CMS issued related Final and Proposed rules addressing eligibility notices and fair hearing and appeal processes for Medicaid and other provisions related to eligibility and enrollment for Medicaid and Children’s Health Insurance Program (CHIP), implementing provisions of the Patient Protection and Affordable Care Act (ACA) (P.L. 111-148) and the Health Care and Education Reconciliation Act (HCERA) (P.L. 111-152). The Final rule finalizes most remaining provisions of a January 22, 2013, Proposed rule that were not previously finalized, with the notable exception of provisions relating to the coverage of lawfully present non-citizens, who will no longer be referred to as "aliens" (see CMS proposed rule addresses enrollment, eligibility, appeals, premiums, and cost-sharing of health insurance affordability programs, January 21, 2013). The provisions of the Final rule are effective January 20, 2017. The Proposed rule discusses alternatives suggested by commenters to the January 2013 Proposed rule, in addition to other suggestions, including some alignment of CHIP policies with Medicaid policies (Final rule, 81 FR 86382, November 30, 2016; Proposed rule, 81 FR 86467, November 30, 2016).
Final rule. Rather than finalizing an "auto-appeal" provision that would automatically consider an exchange-related appeal to trigger a Medicaid fair hearing request, the Final rule allows applicants and beneficiaries pursuing an exchange-related appeal to also appeal a Medicaid denial by making a single joint fair hearing request, when an exchange has provided a combined eligibility notice. Expedited fair hearing requests of an eligibility-related matter must be adjudicated within seven working days from the date of receipt of the request, while expedited fair hearing of a fee-for-service coverage-related matter must be adjudicated within three working days. The rule requires the agency conducting the hearing to minimize requests for information or documentation already included in the individual’s electronic account or otherwise provide to the agency. If a Medicaid or CHIP appeals entity upholds a denial, it must the applicant’s eligibility for other insurance affordability programs and notify the exchange or exchange appeals entity of the outcome of the appeal. The Final rule generally provides that notices must contain a clear statement of the specific reasons for an adverse finding. Eligibility notices must be written in plain language and basic information regarding the level of benefits coverage and cost-sharing obligations available.
The rule also addresses Medicaid eligibility changes under the ACA, including those affecting former foster care children, individuals excepted from modified adjusted gross income (MAGI), and non-pregnant individuals engaged in family planning. It finalized provisions regarding accessibility for limited English proficient (LEP) individuals as proposed. It provides pregnant women with eligibility for pregnancy-related services until the end of the month of the post-partum period and provides eligibility for hospitalized children through the end of the inpatient stay if the child would otherwise lose eligibility due to age.
The Final rule also eliminates or makes changes to unnecessary and obsolete regulations, provides for the electronic submissions of Medicaid and CHIP state plan, and addresses changes to the MAGI and medical support and payments.
Proposed rule. The Proposed rule discusses alternatives suggested by commenters to the January 2013 Proposed rule, in addition to other suggestions. The Proposal would require states to allow applicants and beneficiaries seeking review of CHIP determinations online, by phone, or through other commonly-available electronic means, as is permitted in Medicaid fair hearing requests. It would require the agency to issue written confirmation of a Medicaid or CHIP fair hearing request within five business days of receipt. It would require that Medicaid agencies accept as timely filed a Medicaid or CHIP appeal filed using a joint fair hearing request that is timely submitted to an exchange or exchange appeals entity. Medicaid agencies would be required to allow at least 30 days but no more than 90 days for the filing of fair hearing requests.

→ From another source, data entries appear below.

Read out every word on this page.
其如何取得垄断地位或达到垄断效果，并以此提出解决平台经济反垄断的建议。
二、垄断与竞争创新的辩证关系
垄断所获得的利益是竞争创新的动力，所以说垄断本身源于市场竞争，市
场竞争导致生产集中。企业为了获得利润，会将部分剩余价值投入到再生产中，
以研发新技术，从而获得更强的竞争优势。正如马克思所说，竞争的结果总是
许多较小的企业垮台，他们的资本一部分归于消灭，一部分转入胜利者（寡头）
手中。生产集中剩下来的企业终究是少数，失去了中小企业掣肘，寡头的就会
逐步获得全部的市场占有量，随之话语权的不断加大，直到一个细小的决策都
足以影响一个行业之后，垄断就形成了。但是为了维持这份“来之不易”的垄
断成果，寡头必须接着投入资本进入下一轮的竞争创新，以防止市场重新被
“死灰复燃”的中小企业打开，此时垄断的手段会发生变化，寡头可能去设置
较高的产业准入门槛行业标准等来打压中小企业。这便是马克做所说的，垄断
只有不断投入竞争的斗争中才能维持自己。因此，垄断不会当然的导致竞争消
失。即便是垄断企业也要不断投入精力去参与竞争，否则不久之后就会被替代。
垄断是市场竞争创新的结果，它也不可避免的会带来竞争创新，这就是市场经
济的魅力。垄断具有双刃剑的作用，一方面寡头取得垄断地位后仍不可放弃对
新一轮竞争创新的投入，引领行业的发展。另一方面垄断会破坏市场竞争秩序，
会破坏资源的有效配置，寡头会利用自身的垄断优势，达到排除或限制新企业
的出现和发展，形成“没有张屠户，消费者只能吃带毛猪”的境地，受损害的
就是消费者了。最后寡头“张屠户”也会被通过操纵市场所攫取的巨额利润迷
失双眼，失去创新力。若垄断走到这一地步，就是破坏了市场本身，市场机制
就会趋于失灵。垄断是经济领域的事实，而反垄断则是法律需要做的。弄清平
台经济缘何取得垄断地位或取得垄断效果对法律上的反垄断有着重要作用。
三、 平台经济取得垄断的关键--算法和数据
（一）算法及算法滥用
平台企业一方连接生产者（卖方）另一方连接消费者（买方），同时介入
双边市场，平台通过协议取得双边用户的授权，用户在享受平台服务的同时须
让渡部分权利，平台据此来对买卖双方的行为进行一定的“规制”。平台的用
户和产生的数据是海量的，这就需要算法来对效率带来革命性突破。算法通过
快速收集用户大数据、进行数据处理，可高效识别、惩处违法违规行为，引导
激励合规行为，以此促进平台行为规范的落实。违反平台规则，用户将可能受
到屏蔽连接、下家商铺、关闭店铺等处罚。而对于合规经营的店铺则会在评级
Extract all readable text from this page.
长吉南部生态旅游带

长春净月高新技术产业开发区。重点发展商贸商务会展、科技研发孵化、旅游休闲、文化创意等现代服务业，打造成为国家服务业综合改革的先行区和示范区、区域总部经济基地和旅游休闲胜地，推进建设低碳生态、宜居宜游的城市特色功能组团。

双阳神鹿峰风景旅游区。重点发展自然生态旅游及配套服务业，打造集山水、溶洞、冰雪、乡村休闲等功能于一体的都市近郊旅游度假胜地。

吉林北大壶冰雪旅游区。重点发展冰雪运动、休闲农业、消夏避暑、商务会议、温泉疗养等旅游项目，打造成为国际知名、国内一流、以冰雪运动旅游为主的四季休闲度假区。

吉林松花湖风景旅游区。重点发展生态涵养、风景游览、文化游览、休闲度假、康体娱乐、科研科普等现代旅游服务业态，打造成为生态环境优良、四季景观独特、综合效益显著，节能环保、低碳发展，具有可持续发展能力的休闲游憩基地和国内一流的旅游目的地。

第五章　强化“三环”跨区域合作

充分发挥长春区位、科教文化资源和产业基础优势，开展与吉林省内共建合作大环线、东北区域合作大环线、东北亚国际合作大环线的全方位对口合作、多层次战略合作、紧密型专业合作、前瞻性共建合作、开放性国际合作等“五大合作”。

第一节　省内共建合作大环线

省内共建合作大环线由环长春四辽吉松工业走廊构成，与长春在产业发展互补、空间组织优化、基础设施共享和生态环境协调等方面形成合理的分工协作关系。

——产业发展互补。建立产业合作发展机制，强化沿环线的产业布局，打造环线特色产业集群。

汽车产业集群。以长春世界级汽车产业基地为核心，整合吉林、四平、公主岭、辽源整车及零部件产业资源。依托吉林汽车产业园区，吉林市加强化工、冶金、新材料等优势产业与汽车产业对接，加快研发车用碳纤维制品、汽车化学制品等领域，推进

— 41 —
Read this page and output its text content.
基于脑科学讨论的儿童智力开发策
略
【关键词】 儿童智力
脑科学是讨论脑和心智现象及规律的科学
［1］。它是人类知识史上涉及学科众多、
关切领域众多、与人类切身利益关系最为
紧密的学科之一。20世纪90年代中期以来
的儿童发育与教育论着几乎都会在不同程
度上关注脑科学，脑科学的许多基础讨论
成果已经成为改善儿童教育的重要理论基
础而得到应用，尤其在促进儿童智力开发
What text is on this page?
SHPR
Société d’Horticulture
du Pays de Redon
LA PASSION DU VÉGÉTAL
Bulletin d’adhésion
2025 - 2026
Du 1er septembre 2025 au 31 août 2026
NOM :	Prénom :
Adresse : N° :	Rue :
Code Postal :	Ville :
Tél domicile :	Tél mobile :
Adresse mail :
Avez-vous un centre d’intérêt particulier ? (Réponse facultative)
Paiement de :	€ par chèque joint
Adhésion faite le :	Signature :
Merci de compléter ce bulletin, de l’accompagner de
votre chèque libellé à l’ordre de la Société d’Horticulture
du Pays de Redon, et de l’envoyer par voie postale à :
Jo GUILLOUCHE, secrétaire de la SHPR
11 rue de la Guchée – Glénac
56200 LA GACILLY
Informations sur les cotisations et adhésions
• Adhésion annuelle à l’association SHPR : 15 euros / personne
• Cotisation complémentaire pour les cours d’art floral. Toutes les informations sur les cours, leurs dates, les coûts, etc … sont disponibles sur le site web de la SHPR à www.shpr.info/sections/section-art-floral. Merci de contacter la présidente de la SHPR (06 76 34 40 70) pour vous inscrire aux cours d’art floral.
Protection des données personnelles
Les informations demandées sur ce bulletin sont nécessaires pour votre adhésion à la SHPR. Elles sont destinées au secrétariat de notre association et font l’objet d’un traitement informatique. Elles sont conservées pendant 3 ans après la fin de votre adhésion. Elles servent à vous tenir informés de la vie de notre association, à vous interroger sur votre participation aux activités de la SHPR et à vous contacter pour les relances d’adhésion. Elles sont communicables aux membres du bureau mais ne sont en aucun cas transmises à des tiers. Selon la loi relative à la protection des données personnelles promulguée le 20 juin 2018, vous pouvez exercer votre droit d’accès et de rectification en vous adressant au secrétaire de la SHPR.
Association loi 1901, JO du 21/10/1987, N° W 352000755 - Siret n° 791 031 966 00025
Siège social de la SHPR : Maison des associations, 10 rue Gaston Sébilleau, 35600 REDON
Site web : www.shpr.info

The Proposed rule would reduce the amount of time permitted to adjudicate expedited fair hearing requests of eligibility-related matters from seven to five working days. CMS is also considering further reducing that time to three working days. It would also revise expedited fair hearing request denial notice requirements to ensure transparency to the individual about why the denial was issued and require information related to the standard appeals process and makes other suggestions for improving expedited fair hearing timeliness and performance standards; it seeks comments as to whether further alignment of Medicaid and CHIP policies would be beneficial.
The Proposed rule would also are provide a limited expansion of the entities to which states may delegate eligibility determination and fair hearing authority to include other state and local agencies and tribes, as well as revise regulations to further strengthen beneficiary protections and the Medicaid agency’s authority in delegated situations, to more clearly reflect current policy and to align policy and oversight in situations in which the Medicaid agency is supervising another state or local agency in administering certain state plan functions with current requirements for oversight over agencies to which authority has been formally delegated.